We have multiplicities of $2$ and $1$ for those eigenvalues.

So, for $\lambda_1 = 1$, we have:

$[A- I]v_1 = \begin{bmatrix}0 & 0 & 0 \\ -1 & 1 & -1 \\ 0 & 0 & 0\end{bmatrix}v_1 = 0$

Thus, $v_1 = (1,1,0)$ and $v_2 = (0,1,1)$ .

Repeating this same process for the second eigenvalue, we have as RREF:

$\begin{bmatrix}1 & 0 & 0 \\ 0 & 0 & 0 \\ 0 & 0 & 1\end{bmatrix}v_3 = 0$

This yields an eigenvector of $v_3 = (0,1,0)$.

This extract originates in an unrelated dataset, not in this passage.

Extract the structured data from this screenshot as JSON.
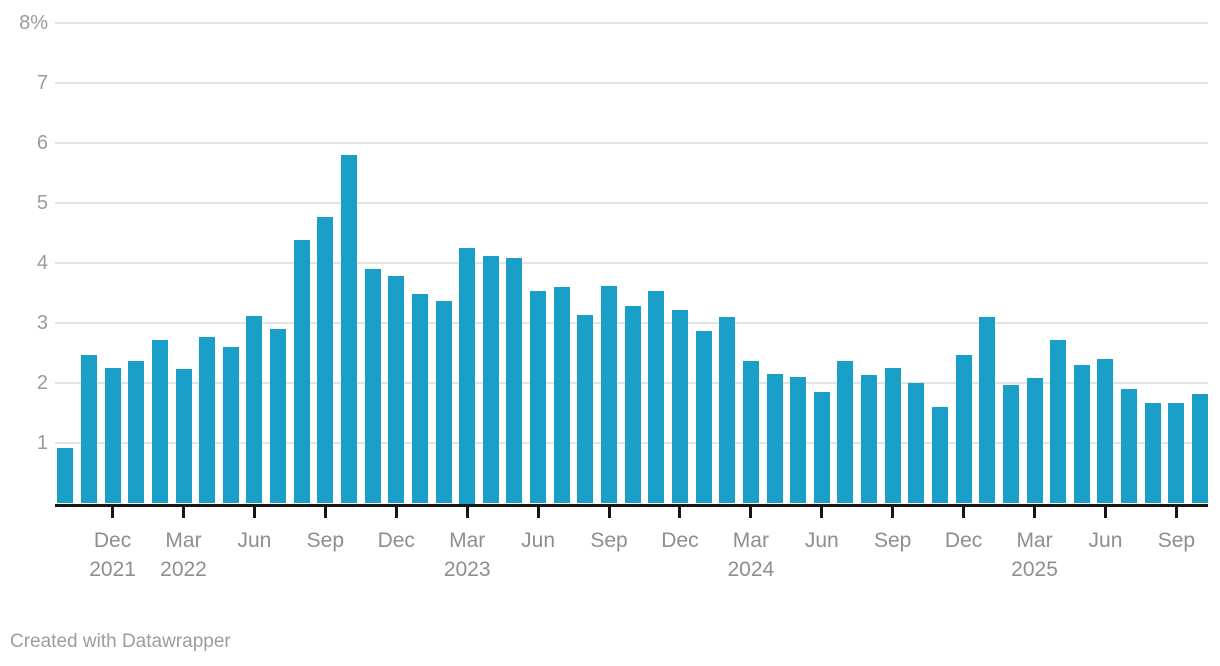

Putting all of this together, we have the eigenvalue/eigenvector pairs:

• $\lambda_1 = 1, v_1 = (1,1,0)$
• $\lambda_2 = 1, v_2 = (0,1,1)$
• $\lambda_3 = 2, v_3 = (0,2,0)$

So P=\begin{bmatrix}1 & 0 & 0 \\ 1 & 1 & 1 \\ 0 & 1 & 0\end{bmatrix}

Is this right? Do I need to show more work? Do I need to take any additional steps after I find $P$?

Answer 1

I think you have mistake since $|A-\lambda I|=\left|\begin{matrix}1-\lambda & 0 & 0 \\ 1 & 2-\lambda & 1 \\ 0 & 0 & 1-\lambda\end{matrix}\right| = 0$. the polynom is by minors $p(x)=(1-\lambda)^2(2-\lambda)$ and $\lambda_{1,2}=1,\lambda_3=2$. as a result of the little mistake in the matrix,your eigenvectors are not correct.so for $\lambda=1$ we can write: $$v_{1}=(-1,0,1),v_2=(0,1,-1)$$ and for $\lambda=2,$ we can get $$v_3=(0,1,0)$$so P is $$P=\begin{bmatrix}-1 & 0 & 0 \\ 0 & 1 & 1 \\ 1 & -1 & 0\end{bmatrix} $$

Answer 2

I still cannot understand why so many books and prof's still define the characteristic pol. as $\,\det(A-\lambda I)\;$ instead of the usually much simpler (imho) $\,\det(xI-A)\,$ : in your determinant you have the middle row's signs wrong, which causes you to have the eigenvectors wrong...

$$\det(xI-A)=\begin{vmatrix}x-1&0&0\\\!-1&x-2&\!-1\\0&0&x-1\end{vmatrix}=(x-1)^2(x-2)$$

$$\underline{\lambda=1:}\;\;\; -x-y-z=0\implies y=-x-z\implies \begin{pmatrix}1\\\!\!-1\\0\end{pmatrix}\;,\;\;\begin{pmatrix}0\\\!\!-1\\1\end{pmatrix}$$

$$\underline{\lambda=2:}\;\;\; \begin{align*}x&=0\\z&=-x=0\end{align*}\;\;\implies\begin{pmatrix}0\\1\\0\end{pmatrix} \;\ldots\ldots\;\text{and etc.}$$